"It really makes weight loss easy, which is what people need. So there's no counting of calories, points, grams. You don't need to know anything complicated like the glycemic index. It's all about understanding a five-piece puzzle," explained Dietitian Cynthia Sass.
Sass, who has helped many fight fat, created Cinch, a 30-day, two-part plan to conquer cravings and lose inches starting with a quick fix.
"So it's five foods for five days. You're going to eat four meals a day made from just a combination of these five simple foods. So it's spinach, raspberries, organic eggs, non-fat yogurt, almonds and almond butter. So it's a scramble, a parfait, a smoothie and a salad," said Sass.
While some might see a five-day, five-food scenario as punishment, Sass says it's more like a process that uses filling, healthy, disease-fighting "superfoods" that give your brain and your body a break.
"It's sort of an optional salad-food detox, and I found in testing this in real people, that they could lose up to eight pounds in five days. And some people really need those kinds of quick results to feel successful," Sass said.
With the Cinch plan, there is a wide selection of foods to choose from with three simple rules.
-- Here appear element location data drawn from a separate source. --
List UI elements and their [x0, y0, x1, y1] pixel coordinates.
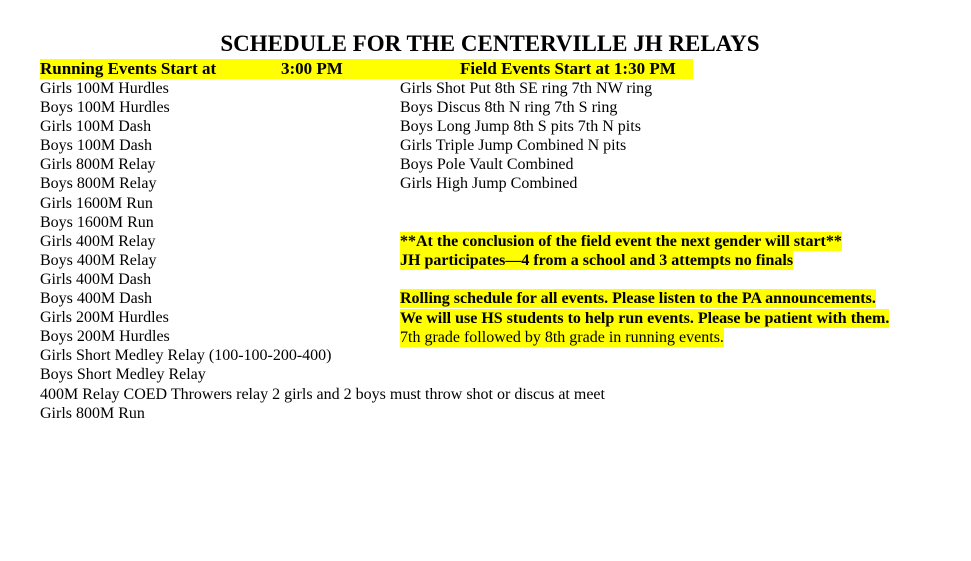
running-event-item: Boys 400M Dash — [40, 290, 153, 308]
note-field-event-order: **At the conclusion of the field event the next gender will start** — [400, 233, 842, 250]
running-event-item: 400M Relay COED Throwers relay 2 girls and 2 boys must throw shot or discus at meet — [40, 385, 605, 403]
running-event-item: Girls 800M Relay — [40, 156, 156, 174]
running-event-item: Girls 800M Run — [40, 404, 145, 422]
running-start-label: Running Events Start at — [40, 59, 217, 78]
running-event-item: Boys 400M Relay — [40, 251, 157, 269]
running-event-item: Girls Short Medley Relay (100-100-200-400) — [40, 347, 332, 365]
page-title: SCHEDULE FOR THE CENTERVILLE JH RELAYS — [220, 31, 760, 56]
note-hs-students: We will use HS students to help run events. Please be patient with them. — [400, 310, 890, 327]
running-event-item: Boys 800M Relay — [40, 175, 157, 193]
field-events-list — [400, 79, 652, 194]
note-participants: JH participates—4 from a school and 3 attempts no finals — [400, 252, 794, 269]
running-event-item: Girls 1600M Run — [40, 194, 153, 212]
running-event-item: Boys 1600M Run — [40, 213, 154, 231]
running-event-item: Girls 400M Relay — [40, 232, 156, 250]
running-event-item: Girls 200M Hurdles — [40, 309, 169, 327]
field-event-item: Boys Long Jump 8th S pits 7th N pits — [400, 118, 641, 136]
field-event-item: Girls Triple Jump Combined N pits — [400, 137, 627, 155]
field-event-item: Girls High Jump Combined — [400, 175, 578, 193]
running-event-item: Boys 100M Dash — [40, 137, 153, 155]
running-event-item: Girls 100M Dash — [40, 118, 152, 136]
note-rolling-schedule: Rolling schedule for all events. Please listen to the PA announcements. — [400, 290, 876, 307]
note-grade-order: 7th grade followed by 8th grade in running events. — [400, 329, 724, 346]
running-event-item: Girls 400M Dash — [40, 270, 152, 288]
field-start-label: Field Events Start at 1:30 PM — [460, 59, 676, 78]
running-event-item: Girls 100M Hurdles — [40, 80, 169, 97]
running-start-time: 3:00 PM — [281, 59, 343, 78]
field-event-item: Boys Pole Vault Combined — [400, 156, 574, 174]
running-event-item: Boys 100M Hurdles — [40, 99, 170, 117]
running-event-item: Boys Short Medley Relay — [40, 366, 206, 384]
running-event-item: Boys 200M Hurdles — [40, 328, 170, 346]
field-event-item: Girls Shot Put 8th SE ring 7th NW ring — [400, 80, 653, 97]
field-event-item: Boys Discus 8th N ring 7th S ring — [400, 99, 618, 117]
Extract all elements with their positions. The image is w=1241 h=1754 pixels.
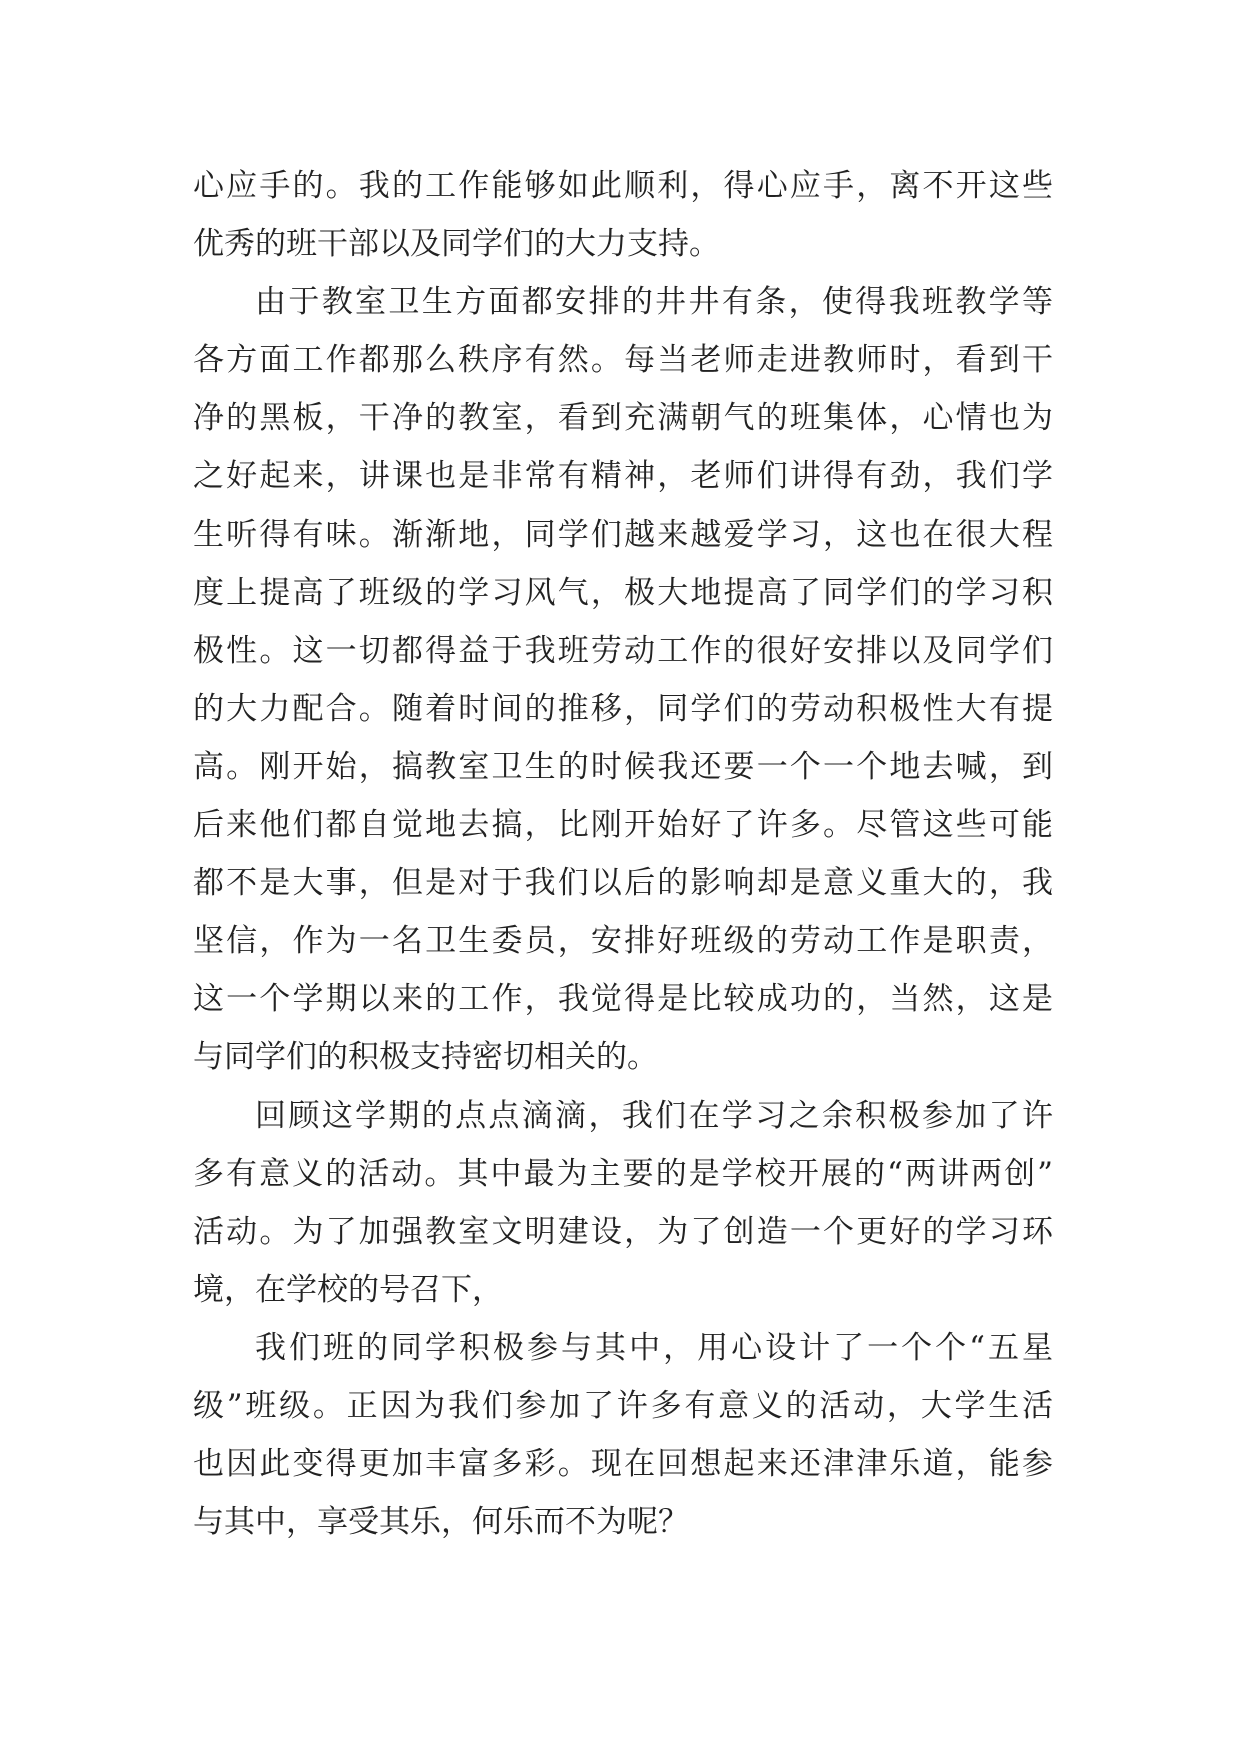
text-line: 多有意义的活动。其中最为主要的是学校开展的“两讲两创” [193,1155,1053,1192]
text-line: 度上提高了班级的学习风气，极大地提高了同学们的学习积 [193,574,1053,611]
text-line: 级”班级。正因为我们参加了许多有意义的活动，大学生活 [193,1387,1053,1424]
text-line: 净的黑板，干净的教室，看到充满朝气的班集体，心情也为 [193,400,1053,437]
text-line: 也因此变得更加丰富多彩。现在回想起来还津津乐道，能参 [193,1446,1053,1483]
text-line: 都不是大事，但是对于我们以后的影响却是意义重大的，我 [193,865,1053,902]
paragraph [193,1087,1053,1319]
text-line: 优秀的班干部以及同学们的大力支持。 [193,226,720,263]
text-line: 极性。这一切都得益于我班劳动工作的很好安排以及同学们 [193,632,1053,669]
text-line: 境，在学校的号召下， [193,1271,503,1308]
text-line: 与其中，享受其乐，何乐而不为呢？ [193,1504,689,1541]
text-line: 的大力配合。随着时间的推移，同学们的劳动积极性大有提 [193,690,1053,727]
text-line: 这一个学期以来的工作，我觉得是比较成功的，当然，这是 [193,981,1053,1018]
text-line: 活动。为了加强教室文明建设，为了创造一个更好的学习环 [193,1213,1053,1250]
paragraph [193,157,1053,273]
text-line: 各方面工作都那么秩序有然。每当老师走进教师时，看到干 [193,342,1053,379]
paragraph [193,1319,1053,1551]
text-line: 由于教室卫生方面都安排的井井有条，使得我班教学等 [255,284,1053,321]
text-line: 回顾这学期的点点滴滴，我们在学习之余积极参加了许 [255,1097,1053,1134]
text-line: 后来他们都自觉地去搞，比刚开始好了许多。尽管这些可能 [193,807,1053,844]
text-line: 之好起来，讲课也是非常有精神，老师们讲得有劲，我们学 [193,458,1053,495]
document-body [193,157,1053,1551]
text-line: 坚信，作为一名卫生委员，安排好班级的劳动工作是职责， [193,923,1053,960]
text-line: 高。刚开始，搞教室卫生的时候我还要一个一个地去喊，到 [193,748,1053,785]
text-line: 生听得有味。渐渐地，同学们越来越爱学习，这也在很大程 [193,516,1053,553]
text-line: 我们班的同学积极参与其中，用心设计了一个个“五星 [255,1329,1053,1366]
text-line: 与同学们的积极支持密切相关的。 [193,1039,658,1076]
paragraph [193,273,1053,1086]
text-line: 心应手的。我的工作能够如此顺利，得心应手，离不开这些 [193,168,1053,204]
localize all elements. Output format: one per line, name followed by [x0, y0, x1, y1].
First, fit four meals into your day, space them out no sooner than three but no later than five hours apart to keep insulin levels and hunger hormones even.
Second, incorporate produce, whole grain, lean protein and plant-based fat.
Third, use slimming seasonings that she calls the "SASS," which stands for "Slimming And Satiating Seasonings."
"These are things like fresh and dried herbs and spices, citrus juice and zest, balsamic vinegar, hot peppers, and even green tea, which I use both as a beverage and a seasoning in the plan," said Sass.
With 91 percent of American women craving chocolate, she wants you to have a little dark chocolate every day.
"Research shows that when people include dark chocolate daily, it curbs their cravings for both sweet and salty foods so they're less likely to reach for those chips and cookies," Sass explained.